B. informed me that he was going to do really painful things to me and that most of his patients hated him at the beginning, but that he wasn't going to do anything that would actually be bad for me. He added that one of his patients was a karate champion in the sixteen-and-under division, and that he was getting her back in shape to compete in the championships, and that his goal for me was going to be able to get me back into karate. (I was tempted to make a crack about championships along the lines of "Doc, will I be able to play the piano," but refrained.) I told him to go ahead and do whatever he thought would work.

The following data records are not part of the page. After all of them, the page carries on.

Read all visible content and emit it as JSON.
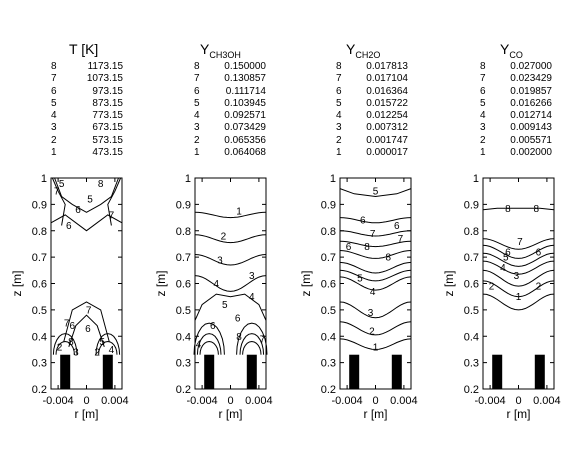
{
  "axis": {
    "zlabel": "z [m]",
    "rlabel": "r [m]",
    "zticks": [
      "0.2",
      "0.3",
      "0.4",
      "0.5",
      "0.6",
      "0.7",
      "0.8",
      "0.9",
      "1"
    ],
    "rticks": [
      "-0.004",
      "0",
      "0.004"
    ]
  },
  "panels": [
    {
      "id": "T",
      "title_main": "T [K]",
      "title_sub": "",
      "levels": [
        {
          "level": "8",
          "value": "1173.15"
        },
        {
          "level": "7",
          "value": "1073.15"
        },
        {
          "level": "6",
          "value": "973.15"
        },
        {
          "level": "5",
          "value": "873.15"
        },
        {
          "level": "4",
          "value": "773.15"
        },
        {
          "level": "3",
          "value": "673.15"
        },
        {
          "level": "2",
          "value": "573.15"
        },
        {
          "level": "1",
          "value": "473.15"
        }
      ],
      "contour_labels": [
        "5",
        "7",
        "8",
        "6",
        "7",
        "5",
        "6",
        "7",
        "6",
        "6",
        "7",
        "2",
        "5",
        "8",
        "4",
        "2",
        "3"
      ]
    },
    {
      "id": "CH3OH",
      "title_main": "Y",
      "title_sub": "CH3OH",
      "levels": [
        {
          "level": "8",
          "value": "0.150000"
        },
        {
          "level": "7",
          "value": "0.130857"
        },
        {
          "level": "6",
          "value": "0.111714"
        },
        {
          "level": "5",
          "value": "0.103945"
        },
        {
          "level": "4",
          "value": "0.092571"
        },
        {
          "level": "3",
          "value": "0.073429"
        },
        {
          "level": "2",
          "value": "0.065356"
        },
        {
          "level": "1",
          "value": "0.064068"
        }
      ],
      "contour_labels": [
        "1",
        "2",
        "3",
        "3",
        "4",
        "4",
        "5",
        "6",
        "6",
        "4",
        "7",
        "8"
      ]
    },
    {
      "id": "CH2O",
      "title_main": "Y",
      "title_sub": "CH2O",
      "levels": [
        {
          "level": "8",
          "value": "0.017813"
        },
        {
          "level": "7",
          "value": "0.017104"
        },
        {
          "level": "6",
          "value": "0.016364"
        },
        {
          "level": "5",
          "value": "0.015722"
        },
        {
          "level": "4",
          "value": "0.012254"
        },
        {
          "level": "3",
          "value": "0.007312"
        },
        {
          "level": "2",
          "value": "0.001747"
        },
        {
          "level": "1",
          "value": "0.000017"
        }
      ],
      "contour_labels": [
        "5",
        "6",
        "6",
        "7",
        "7",
        "6",
        "8",
        "8",
        "5",
        "4",
        "3",
        "2",
        "1"
      ]
    },
    {
      "id": "CO",
      "title_main": "Y",
      "title_sub": "CO",
      "levels": [
        {
          "level": "8",
          "value": "0.027000"
        },
        {
          "level": "7",
          "value": "0.023429"
        },
        {
          "level": "6",
          "value": "0.019857"
        },
        {
          "level": "5",
          "value": "0.016266"
        },
        {
          "level": "4",
          "value": "0.012714"
        },
        {
          "level": "3",
          "value": "0.009143"
        },
        {
          "level": "2",
          "value": "0.005571"
        },
        {
          "level": "1",
          "value": "0.002000"
        }
      ],
      "contour_labels": [
        "8",
        "8",
        "7",
        "6",
        "6",
        "5",
        "4",
        "3",
        "2",
        "2",
        "1"
      ]
    }
  ]
}
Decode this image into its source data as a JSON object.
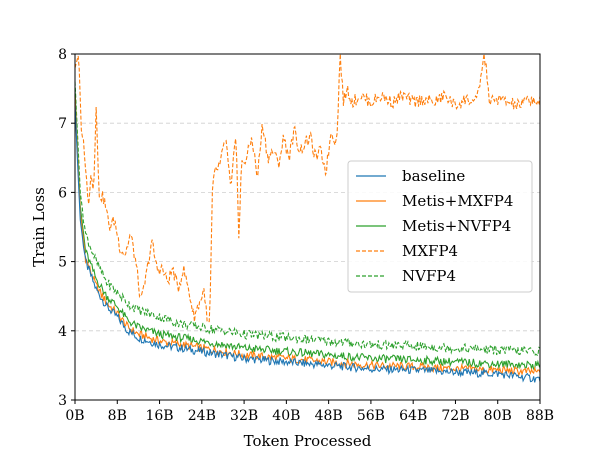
{
  "chart_data": {
    "type": "line",
    "title": "",
    "xlabel": "Token Processed",
    "ylabel": "Train Loss",
    "xlim": [
      0,
      88
    ],
    "ylim": [
      3,
      8
    ],
    "x_unit": "billion tokens",
    "x_ticks": [
      0,
      8,
      16,
      24,
      32,
      40,
      48,
      56,
      64,
      72,
      80,
      88
    ],
    "x_tick_labels": [
      "0B",
      "8B",
      "16B",
      "24B",
      "32B",
      "40B",
      "48B",
      "56B",
      "64B",
      "72B",
      "80B",
      "88B"
    ],
    "y_ticks": [
      3,
      4,
      5,
      6,
      7,
      8
    ],
    "y_tick_labels": [
      "3",
      "4",
      "5",
      "6",
      "7",
      "8"
    ],
    "grid": "horizontal dashed",
    "legend_position": "center-right",
    "series": [
      {
        "name": "baseline",
        "color": "#1f77b4",
        "style": "solid",
        "x": [
          0,
          0.5,
          1,
          2,
          3,
          4,
          6,
          8,
          10,
          12,
          16,
          20,
          24,
          28,
          32,
          40,
          48,
          56,
          64,
          72,
          80,
          88
        ],
        "values": [
          7.3,
          6.4,
          5.6,
          5.0,
          4.8,
          4.6,
          4.35,
          4.2,
          4.0,
          3.9,
          3.8,
          3.75,
          3.7,
          3.65,
          3.6,
          3.55,
          3.5,
          3.45,
          3.43,
          3.4,
          3.38,
          3.3
        ]
      },
      {
        "name": "Metis+MXFP4",
        "color": "#ff7f0e",
        "style": "solid",
        "x": [
          0,
          0.5,
          1,
          2,
          3,
          4,
          6,
          8,
          10,
          12,
          16,
          20,
          24,
          28,
          32,
          40,
          48,
          56,
          64,
          72,
          80,
          88
        ],
        "values": [
          7.4,
          6.5,
          5.7,
          5.05,
          4.85,
          4.65,
          4.4,
          4.25,
          4.05,
          3.95,
          3.85,
          3.8,
          3.75,
          3.7,
          3.65,
          3.6,
          3.55,
          3.5,
          3.48,
          3.45,
          3.43,
          3.4
        ]
      },
      {
        "name": "Metis+NVFP4",
        "color": "#2ca02c",
        "style": "solid",
        "x": [
          0,
          0.5,
          1,
          2,
          3,
          4,
          6,
          8,
          10,
          12,
          16,
          20,
          24,
          28,
          32,
          40,
          48,
          56,
          64,
          72,
          80,
          88
        ],
        "values": [
          7.5,
          6.6,
          5.8,
          5.15,
          4.95,
          4.75,
          4.5,
          4.35,
          4.15,
          4.05,
          3.95,
          3.9,
          3.85,
          3.8,
          3.75,
          3.7,
          3.65,
          3.6,
          3.58,
          3.55,
          3.52,
          3.5
        ]
      },
      {
        "name": "MXFP4",
        "color": "#ff7f0e",
        "style": "dashed",
        "x": [
          0,
          0.7,
          1.2,
          1.8,
          2.5,
          3.0,
          3.5,
          4.0,
          4.5,
          5.5,
          6.5,
          7.5,
          8.5,
          9.5,
          10.5,
          11.5,
          12.5,
          13.5,
          14.5,
          15.5,
          16.5,
          17.5,
          18.5,
          19.5,
          20.5,
          21.5,
          22.5,
          23.5,
          24.5,
          25.0,
          25.5,
          26.0,
          26.5,
          27.5,
          28.5,
          29.5,
          30.5,
          31.0,
          31.5,
          32.5,
          33.5,
          34.5,
          35.5,
          36.5,
          37.5,
          38.5,
          39.5,
          40.5,
          41.5,
          42.5,
          43.5,
          44.5,
          45.5,
          46.5,
          47.5,
          48.5,
          49.5,
          50.2,
          50.8,
          51.5,
          52.5,
          54,
          56,
          58,
          60,
          62,
          64,
          66,
          68,
          70,
          72,
          74,
          76,
          77.5,
          78.5,
          80,
          82,
          84,
          86,
          88
        ],
        "values": [
          7.8,
          8.0,
          6.9,
          6.6,
          5.8,
          6.3,
          6.0,
          7.3,
          6.0,
          5.9,
          5.5,
          5.6,
          5.2,
          5.1,
          5.4,
          5.0,
          4.4,
          4.8,
          5.3,
          4.9,
          4.9,
          4.7,
          4.9,
          4.6,
          4.9,
          4.6,
          4.2,
          4.4,
          4.6,
          4.1,
          4.1,
          6.0,
          6.3,
          6.4,
          6.8,
          6.0,
          6.9,
          5.3,
          6.4,
          6.5,
          6.8,
          6.2,
          7.0,
          6.5,
          6.6,
          6.4,
          6.8,
          6.5,
          6.9,
          6.6,
          6.7,
          6.8,
          6.5,
          6.6,
          6.3,
          6.9,
          6.7,
          8.0,
          7.3,
          7.5,
          7.3,
          7.4,
          7.3,
          7.4,
          7.3,
          7.4,
          7.3,
          7.35,
          7.3,
          7.4,
          7.25,
          7.35,
          7.3,
          8.0,
          7.3,
          7.35,
          7.3,
          7.25,
          7.35,
          7.3
        ]
      },
      {
        "name": "NVFP4",
        "color": "#2ca02c",
        "style": "dashed",
        "x": [
          0,
          0.5,
          1,
          2,
          3,
          4,
          6,
          8,
          10,
          12,
          16,
          20,
          24,
          28,
          32,
          40,
          48,
          56,
          64,
          72,
          80,
          88
        ],
        "values": [
          7.6,
          6.8,
          6.0,
          5.4,
          5.2,
          5.0,
          4.7,
          4.55,
          4.4,
          4.3,
          4.2,
          4.1,
          4.05,
          4.0,
          3.95,
          3.9,
          3.85,
          3.8,
          3.78,
          3.75,
          3.72,
          3.7
        ]
      }
    ]
  }
}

He proceeded to knead and pull me every which way, and yes, it was painful, but not that painful. After the fifteenth time I said, "No, I'm OK," he said, sounding slightly disappointed, that he wasn't going too hard on me on the first visit. I am torn between thinking that his bedside manner needs improvement because it must be alarming for people who aren't me, and that if he mostly treats athletes, even non-champion amateurs like me, it probably is a pleasant reminder of some drill sergeant coach or sensei.
Anyway, I'm out of karate and with B. for the next six weeks, but have been cleared to go swimming as long as I avoid the breast stroke and butterfly. Since I never formally learned to swim, avoiding the butterfly will not be a problem. I plan to find a YMCA that offers classes for adult beginnings, preferably on days when I'm not going to Laguna Niguel.